We love doing art activities with the youth here at Covenant House Vancouver. It’s fun, it’s relaxing, and you never know when the process of art can help express an important idea.
Case in point, we were doing some acrylic pour painting with the guys at our Male-identified Crisis Program the other evening. The youth love it. The concept is simple and unintimidating, but still produces some beautiful and intricate works of art. The finished products often get displayed on walls in common areas or in bedrooms.

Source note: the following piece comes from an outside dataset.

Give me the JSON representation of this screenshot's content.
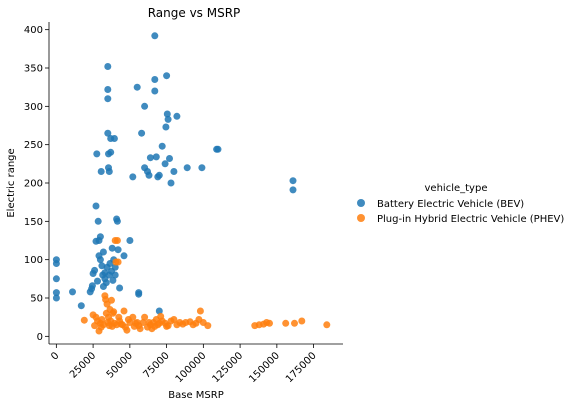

On this evening, I was painting alongside one of the young people. We had a range of different colours spread out on the table before us. As I was working away quietly, I noticed he was getting lost in the process of choosing specific colours, pouring them over his canvas, and then adding dish soap to create some nice “bubble” effects on his work.

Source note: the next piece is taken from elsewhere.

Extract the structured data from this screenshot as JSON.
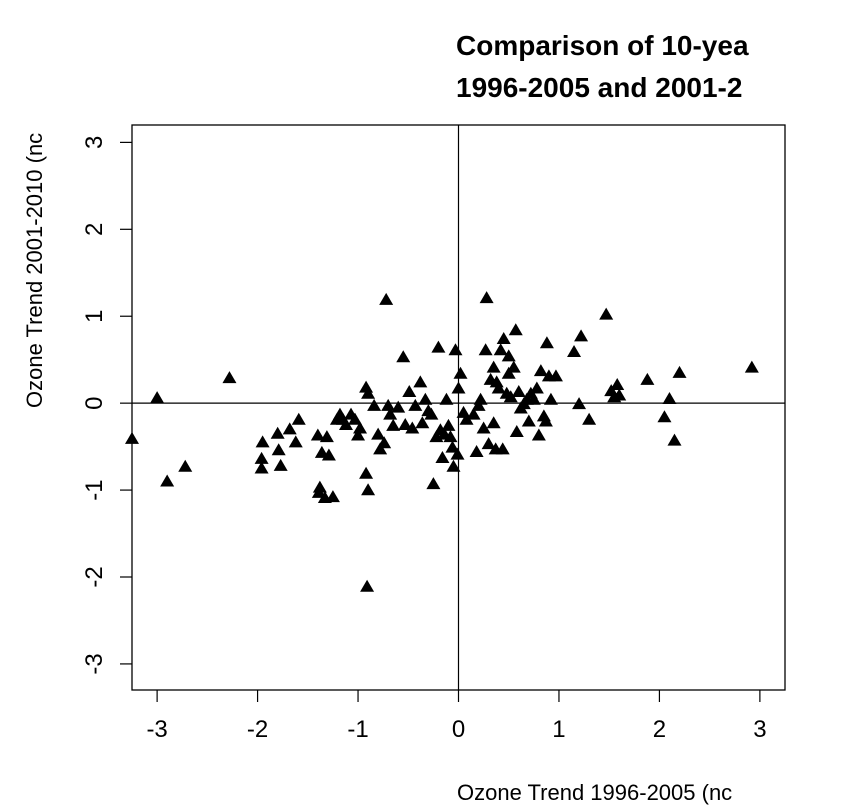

Suddenly, he broke out of his concentration and spoke to me in a very calm and thoughtful voice. “You know,” he said, “there’s something really nice about starting a painting but not really knowing how it’s going to turn out.”
I smiled. Turning to him, I used his insight as an opportunity to encourage him to think about that feeling, and even, to embrace it. “Even in my life,” I said, “I know there are lots of moments where I really wished I knew the outcome of something. But we don’t always get that. So, if there’s an opportunity to find peace in not knowing, and to just find joy in the process – that’s a wonderful thing.”
Our conversation ended quietly as my fellow artist shifted his full attention back to his canvas. He tilted it up from the top and watched as the acrylic paint spread slowly down the surface. It created shapes and swirls that neither of us could have predicted.
He nodded and smiled, clearly satisfied and happy with the end result of his work.